Secara khusus kami juga ucapkan terima kasih kepada BPH Ipmado yang telah menyiapkan tempat dan waktu serta menyiapkan atribut yang dibutuhkan dalam masak-memasak. Tentunya juga kepada adik-adik baru (mahasiswa baru) yang berbesar hati mengambil bagian dalam kegiatan ini. Spesial buat seluruh anggota Ipmanapandode Joglo, yang dari jam 09:00 s/d 18.00 WIB bersabar menahan panas, mengabaikan waktu istirahat kemudian melanjutkan kegitan selanjutnya, persiapan panggung bersama mahasiswa Papua Jogja yang akan berlangsung pada 15 Juli 2017 mendatang.

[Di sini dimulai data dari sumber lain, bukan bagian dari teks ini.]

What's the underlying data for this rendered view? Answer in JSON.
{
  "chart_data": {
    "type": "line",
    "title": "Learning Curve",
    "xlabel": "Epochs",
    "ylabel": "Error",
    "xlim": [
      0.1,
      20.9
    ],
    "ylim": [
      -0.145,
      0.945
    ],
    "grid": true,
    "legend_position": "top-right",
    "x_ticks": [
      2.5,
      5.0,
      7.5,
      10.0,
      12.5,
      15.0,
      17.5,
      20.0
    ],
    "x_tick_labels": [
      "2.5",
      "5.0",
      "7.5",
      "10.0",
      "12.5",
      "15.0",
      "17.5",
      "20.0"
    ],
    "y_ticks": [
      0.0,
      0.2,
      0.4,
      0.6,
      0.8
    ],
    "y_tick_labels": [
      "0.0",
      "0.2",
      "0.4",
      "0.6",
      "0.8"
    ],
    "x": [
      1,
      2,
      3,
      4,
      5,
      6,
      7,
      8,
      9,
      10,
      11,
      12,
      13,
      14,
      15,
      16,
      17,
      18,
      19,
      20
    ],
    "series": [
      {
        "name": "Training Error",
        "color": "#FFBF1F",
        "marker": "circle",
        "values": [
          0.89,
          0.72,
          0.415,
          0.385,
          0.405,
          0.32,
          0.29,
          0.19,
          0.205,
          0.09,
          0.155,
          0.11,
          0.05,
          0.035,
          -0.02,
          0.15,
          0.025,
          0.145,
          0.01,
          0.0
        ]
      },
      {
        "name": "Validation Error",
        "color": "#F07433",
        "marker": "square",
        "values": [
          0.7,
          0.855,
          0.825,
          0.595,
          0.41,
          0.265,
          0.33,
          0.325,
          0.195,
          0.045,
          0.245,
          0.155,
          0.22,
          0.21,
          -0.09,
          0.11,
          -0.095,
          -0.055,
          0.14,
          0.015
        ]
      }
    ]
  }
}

Juga Kepada pihak-pihak yang secara individu menyumbang dana maupun tenaga dalam kegiatan "Makan bersama sebagai Keluarga". Kebaikan hatinya akan dibalas oleh yang Kuasa yang adalah Tuhan Allah kita.
Untuk itu, harapan kami (BPH Ipmanapandode Joglo) ikatan kekeluargaann ini terus dipupuk. Kita terus berbagai dan belajar bersama. Belajar menekuni tuk melakukan hal-hal yang kecil. Kesadaran ini diharapkan dan diharikan dalam pribadi anggota. Dimulai dari diri kita untuk melangkah ke lingkup yang besar, karena hal yang besar ditentukan dari seberapa besar kesetiaan anda melakukan hal-hal yang dianggap kecil dan sepele di mata kita.

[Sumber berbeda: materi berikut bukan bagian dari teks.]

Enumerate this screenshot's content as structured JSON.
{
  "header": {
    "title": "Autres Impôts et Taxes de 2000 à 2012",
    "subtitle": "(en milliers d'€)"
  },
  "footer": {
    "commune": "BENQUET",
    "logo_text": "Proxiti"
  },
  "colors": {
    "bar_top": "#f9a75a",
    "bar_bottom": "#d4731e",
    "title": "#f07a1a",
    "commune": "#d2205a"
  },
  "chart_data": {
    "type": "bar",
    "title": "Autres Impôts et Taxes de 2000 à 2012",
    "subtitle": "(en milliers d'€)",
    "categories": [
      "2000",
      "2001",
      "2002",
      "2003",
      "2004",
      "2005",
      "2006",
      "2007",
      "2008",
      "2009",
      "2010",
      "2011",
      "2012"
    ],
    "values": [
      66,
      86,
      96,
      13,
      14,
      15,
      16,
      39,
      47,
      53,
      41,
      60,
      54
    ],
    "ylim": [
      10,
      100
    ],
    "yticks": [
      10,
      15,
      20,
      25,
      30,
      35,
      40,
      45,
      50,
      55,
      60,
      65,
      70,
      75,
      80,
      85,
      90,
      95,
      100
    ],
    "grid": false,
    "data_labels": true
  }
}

Suasana latihan lagu, yang dipandu oleh Andi (tengah berdiri). |
Hari ini sungguh mengesankan, terasa bahagia. Kesiapan yang tidak mapan tetapi hasilnya terjawab sesuai yang kami inginkan. Hal ini bisa terjadi karena ada salah satu faktor yang menggerakan setiap hati kami, bahwa kami satu, sekarang dan selamanya.